Interesting approach to the subject of assisted dying. I first wrote about ethical issues in terminal health care back in the early 90’s when Dr. Kevorkian was just starting to make headlines. No states had legislation permitting it at that point in time. This spring Hawaii became the 7th state in this country to legalize it.
Your discussion of the stakeholders brought up some interesting aspects of the matter that I had not considered. When you talk about how high the price of the med to help “terminate the suffering patient”… I had no idea. But of course it makes sense they would have a high price because there are not a whole lot of buyers, and no repeat buyers. They might even justify the price so that it gets limited distribution.
On the other hand, consider our opioid epidemic.
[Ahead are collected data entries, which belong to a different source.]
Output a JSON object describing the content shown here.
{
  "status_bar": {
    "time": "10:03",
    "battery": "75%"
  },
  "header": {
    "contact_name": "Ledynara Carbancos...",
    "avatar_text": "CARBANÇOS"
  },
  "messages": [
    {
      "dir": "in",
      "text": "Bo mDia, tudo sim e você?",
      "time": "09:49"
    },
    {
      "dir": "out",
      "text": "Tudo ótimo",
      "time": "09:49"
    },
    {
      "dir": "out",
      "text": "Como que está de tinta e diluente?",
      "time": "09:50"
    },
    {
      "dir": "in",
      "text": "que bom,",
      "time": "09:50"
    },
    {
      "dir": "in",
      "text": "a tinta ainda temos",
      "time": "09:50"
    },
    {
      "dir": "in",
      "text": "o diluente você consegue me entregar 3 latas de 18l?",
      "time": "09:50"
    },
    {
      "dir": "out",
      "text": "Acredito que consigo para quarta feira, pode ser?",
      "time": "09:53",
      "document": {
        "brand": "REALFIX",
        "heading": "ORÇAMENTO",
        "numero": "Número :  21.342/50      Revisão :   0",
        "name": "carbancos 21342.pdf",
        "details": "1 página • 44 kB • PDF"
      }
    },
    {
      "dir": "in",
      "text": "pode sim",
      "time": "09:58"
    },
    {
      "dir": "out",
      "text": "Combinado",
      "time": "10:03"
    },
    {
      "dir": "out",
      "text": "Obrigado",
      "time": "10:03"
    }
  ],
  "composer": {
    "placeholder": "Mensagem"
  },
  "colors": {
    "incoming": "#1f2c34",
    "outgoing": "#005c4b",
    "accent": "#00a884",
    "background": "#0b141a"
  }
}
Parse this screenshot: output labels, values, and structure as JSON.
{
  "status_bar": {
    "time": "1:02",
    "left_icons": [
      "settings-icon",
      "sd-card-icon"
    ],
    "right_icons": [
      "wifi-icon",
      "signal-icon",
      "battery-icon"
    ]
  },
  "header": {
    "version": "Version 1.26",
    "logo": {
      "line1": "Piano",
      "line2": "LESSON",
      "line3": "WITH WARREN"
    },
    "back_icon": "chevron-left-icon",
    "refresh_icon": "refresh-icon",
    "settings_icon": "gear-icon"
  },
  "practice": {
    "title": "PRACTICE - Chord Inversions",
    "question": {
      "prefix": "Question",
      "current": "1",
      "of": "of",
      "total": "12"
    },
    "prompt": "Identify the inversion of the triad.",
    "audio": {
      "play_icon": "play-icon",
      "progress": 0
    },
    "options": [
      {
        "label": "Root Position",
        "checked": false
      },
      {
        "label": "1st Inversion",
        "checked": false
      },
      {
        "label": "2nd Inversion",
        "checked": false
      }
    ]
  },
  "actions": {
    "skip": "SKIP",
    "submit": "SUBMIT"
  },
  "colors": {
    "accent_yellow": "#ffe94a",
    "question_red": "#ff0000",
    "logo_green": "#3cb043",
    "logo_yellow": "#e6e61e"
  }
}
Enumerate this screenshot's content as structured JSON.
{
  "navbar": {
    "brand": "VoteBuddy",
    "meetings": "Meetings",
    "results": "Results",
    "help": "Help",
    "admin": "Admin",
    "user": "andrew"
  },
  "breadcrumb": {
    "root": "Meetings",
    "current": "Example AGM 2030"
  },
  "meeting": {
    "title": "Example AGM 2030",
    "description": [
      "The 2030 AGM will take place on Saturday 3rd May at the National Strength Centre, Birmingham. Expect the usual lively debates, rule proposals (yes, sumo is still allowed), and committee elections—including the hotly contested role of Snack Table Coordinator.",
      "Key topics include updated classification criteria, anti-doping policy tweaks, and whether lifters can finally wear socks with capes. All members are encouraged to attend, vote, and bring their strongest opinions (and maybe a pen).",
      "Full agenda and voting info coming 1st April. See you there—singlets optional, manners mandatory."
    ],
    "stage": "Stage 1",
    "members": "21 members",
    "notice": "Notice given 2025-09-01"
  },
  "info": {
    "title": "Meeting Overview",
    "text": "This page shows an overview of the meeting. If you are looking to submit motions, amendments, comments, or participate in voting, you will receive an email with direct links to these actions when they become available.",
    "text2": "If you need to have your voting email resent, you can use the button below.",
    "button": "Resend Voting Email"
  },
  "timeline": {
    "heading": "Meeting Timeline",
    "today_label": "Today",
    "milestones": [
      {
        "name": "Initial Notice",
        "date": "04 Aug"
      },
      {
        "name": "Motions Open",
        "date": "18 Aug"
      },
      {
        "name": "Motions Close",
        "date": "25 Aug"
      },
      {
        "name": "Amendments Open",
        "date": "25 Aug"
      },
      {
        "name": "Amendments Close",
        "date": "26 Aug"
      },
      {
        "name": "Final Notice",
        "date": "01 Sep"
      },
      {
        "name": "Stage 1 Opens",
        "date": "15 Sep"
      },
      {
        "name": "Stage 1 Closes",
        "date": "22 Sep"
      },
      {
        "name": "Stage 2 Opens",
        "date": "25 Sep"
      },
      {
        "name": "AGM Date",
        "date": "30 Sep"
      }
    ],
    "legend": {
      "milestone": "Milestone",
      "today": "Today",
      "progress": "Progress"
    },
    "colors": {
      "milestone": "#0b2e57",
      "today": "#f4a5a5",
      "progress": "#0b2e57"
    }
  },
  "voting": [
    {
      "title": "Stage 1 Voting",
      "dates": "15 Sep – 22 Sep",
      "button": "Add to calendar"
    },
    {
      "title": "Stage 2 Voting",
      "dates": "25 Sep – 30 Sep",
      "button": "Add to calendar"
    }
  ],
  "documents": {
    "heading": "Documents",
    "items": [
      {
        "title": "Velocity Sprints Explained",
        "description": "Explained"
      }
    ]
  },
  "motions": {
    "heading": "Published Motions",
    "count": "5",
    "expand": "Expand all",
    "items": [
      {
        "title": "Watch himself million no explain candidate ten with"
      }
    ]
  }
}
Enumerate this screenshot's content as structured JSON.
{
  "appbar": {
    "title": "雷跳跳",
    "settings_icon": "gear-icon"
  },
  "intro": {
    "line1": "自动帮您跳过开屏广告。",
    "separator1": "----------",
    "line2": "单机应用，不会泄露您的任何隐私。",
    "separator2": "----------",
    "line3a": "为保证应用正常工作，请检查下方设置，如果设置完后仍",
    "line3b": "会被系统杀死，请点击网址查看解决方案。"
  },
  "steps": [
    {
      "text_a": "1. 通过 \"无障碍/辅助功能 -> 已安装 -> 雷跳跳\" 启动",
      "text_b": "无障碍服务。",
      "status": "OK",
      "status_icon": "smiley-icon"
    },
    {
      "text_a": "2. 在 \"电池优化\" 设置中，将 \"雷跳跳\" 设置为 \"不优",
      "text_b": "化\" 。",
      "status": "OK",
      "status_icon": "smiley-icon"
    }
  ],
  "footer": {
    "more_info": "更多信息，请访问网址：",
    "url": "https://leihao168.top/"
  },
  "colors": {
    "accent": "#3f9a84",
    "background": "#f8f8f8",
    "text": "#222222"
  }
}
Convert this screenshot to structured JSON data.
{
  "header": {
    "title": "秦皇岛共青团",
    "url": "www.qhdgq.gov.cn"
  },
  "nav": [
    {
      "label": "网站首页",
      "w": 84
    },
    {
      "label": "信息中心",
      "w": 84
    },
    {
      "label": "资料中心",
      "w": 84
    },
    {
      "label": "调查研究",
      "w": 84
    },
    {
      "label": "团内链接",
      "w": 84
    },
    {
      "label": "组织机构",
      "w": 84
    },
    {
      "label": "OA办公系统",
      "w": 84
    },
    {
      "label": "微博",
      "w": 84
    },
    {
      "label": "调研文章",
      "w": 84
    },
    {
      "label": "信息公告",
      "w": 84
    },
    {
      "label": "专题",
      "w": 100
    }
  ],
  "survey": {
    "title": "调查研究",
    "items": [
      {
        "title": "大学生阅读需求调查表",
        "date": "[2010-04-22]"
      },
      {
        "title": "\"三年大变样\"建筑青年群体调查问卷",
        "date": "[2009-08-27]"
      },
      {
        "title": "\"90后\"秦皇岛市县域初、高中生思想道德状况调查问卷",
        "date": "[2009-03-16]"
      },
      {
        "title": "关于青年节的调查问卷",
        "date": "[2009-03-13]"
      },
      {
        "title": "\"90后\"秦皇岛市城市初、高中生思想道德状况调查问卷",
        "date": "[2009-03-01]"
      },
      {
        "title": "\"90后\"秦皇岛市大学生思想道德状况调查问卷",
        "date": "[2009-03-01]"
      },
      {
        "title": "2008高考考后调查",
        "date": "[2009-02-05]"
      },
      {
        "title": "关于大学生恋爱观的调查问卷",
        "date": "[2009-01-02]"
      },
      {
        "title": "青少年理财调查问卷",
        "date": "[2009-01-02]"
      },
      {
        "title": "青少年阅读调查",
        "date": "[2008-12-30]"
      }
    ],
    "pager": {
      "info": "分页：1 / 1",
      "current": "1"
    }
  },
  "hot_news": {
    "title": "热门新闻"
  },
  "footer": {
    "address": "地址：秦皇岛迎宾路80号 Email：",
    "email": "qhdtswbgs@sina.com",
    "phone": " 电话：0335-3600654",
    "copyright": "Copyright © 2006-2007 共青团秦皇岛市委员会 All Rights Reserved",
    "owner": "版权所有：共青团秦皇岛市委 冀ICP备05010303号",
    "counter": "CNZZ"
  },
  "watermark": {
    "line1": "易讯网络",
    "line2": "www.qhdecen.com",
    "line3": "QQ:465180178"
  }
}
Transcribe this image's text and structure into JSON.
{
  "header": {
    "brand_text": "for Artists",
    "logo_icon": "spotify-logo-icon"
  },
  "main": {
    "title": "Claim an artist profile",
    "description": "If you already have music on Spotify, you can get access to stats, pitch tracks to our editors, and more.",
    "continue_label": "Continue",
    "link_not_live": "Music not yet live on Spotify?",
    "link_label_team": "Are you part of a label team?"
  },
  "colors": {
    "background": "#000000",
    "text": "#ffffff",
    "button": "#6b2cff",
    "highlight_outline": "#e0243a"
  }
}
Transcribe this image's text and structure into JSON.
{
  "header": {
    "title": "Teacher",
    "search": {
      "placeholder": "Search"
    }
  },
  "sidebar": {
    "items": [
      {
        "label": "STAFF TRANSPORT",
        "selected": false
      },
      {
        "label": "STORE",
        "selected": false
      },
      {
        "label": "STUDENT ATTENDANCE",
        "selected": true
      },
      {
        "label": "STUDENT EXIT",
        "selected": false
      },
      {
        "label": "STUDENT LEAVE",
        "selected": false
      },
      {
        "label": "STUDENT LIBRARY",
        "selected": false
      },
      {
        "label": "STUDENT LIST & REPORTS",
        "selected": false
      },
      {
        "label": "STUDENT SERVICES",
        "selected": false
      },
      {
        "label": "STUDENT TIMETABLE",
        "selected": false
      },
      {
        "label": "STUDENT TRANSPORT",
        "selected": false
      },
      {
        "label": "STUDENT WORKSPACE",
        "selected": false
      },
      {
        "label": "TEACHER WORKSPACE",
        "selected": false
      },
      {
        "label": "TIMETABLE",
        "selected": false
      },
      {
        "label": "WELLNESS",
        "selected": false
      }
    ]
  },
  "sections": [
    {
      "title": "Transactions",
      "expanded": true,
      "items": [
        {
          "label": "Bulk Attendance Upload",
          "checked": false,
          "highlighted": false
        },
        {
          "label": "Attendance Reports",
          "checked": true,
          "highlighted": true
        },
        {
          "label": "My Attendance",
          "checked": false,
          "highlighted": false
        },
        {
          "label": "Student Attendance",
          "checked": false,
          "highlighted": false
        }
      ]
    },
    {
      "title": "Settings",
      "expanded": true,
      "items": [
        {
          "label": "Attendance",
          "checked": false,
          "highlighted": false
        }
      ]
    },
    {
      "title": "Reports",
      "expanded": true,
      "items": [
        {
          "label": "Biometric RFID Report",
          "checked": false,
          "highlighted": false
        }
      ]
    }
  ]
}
Opioids are very cheap today, perhaps in part because addicts are easy repeat business. According to a NY Times story yesterday Minnesota became the 26th state this year to sue Purdue Pharma, an opioid manufacturer.*
This paragraph in another NY Times story caught my eye: “The aggressive marketing of opioids by Purdue Pharma and others eased some of that pain — and helped create a generation of addicts, tens of thousands of whom die each year. Opioids are the third most common drugs found in the systems of suicides, after alcohol and anti-anxiety medications like Xanax, the C.D.C. reported.”**
As for the patients who are stakeholders, I suspect the primary reason is to end meaningless suffering. According to a British study that I can’t put my fingers on at the moment, the U.S. lags other advanced countries when it comes to palliative care. In other words, there is more we could do to alleviate suffering than we currently allow or do.
As the Boomer generation enters its twilight years, these issues will continue to be in the forefront of more peoples’ minds. Thank you for adding your insights and perspective.
*Debilzan, Maddie. “State sues opioid maker Purdue Pharma, saying it violated consumer-fraud laws.” Pioneer Press. 2 July 2018.
**Carey, Benedict. “How Suicide Quietly Morphed Into a Public Health Crisis.” NY Times, 8 June 2018.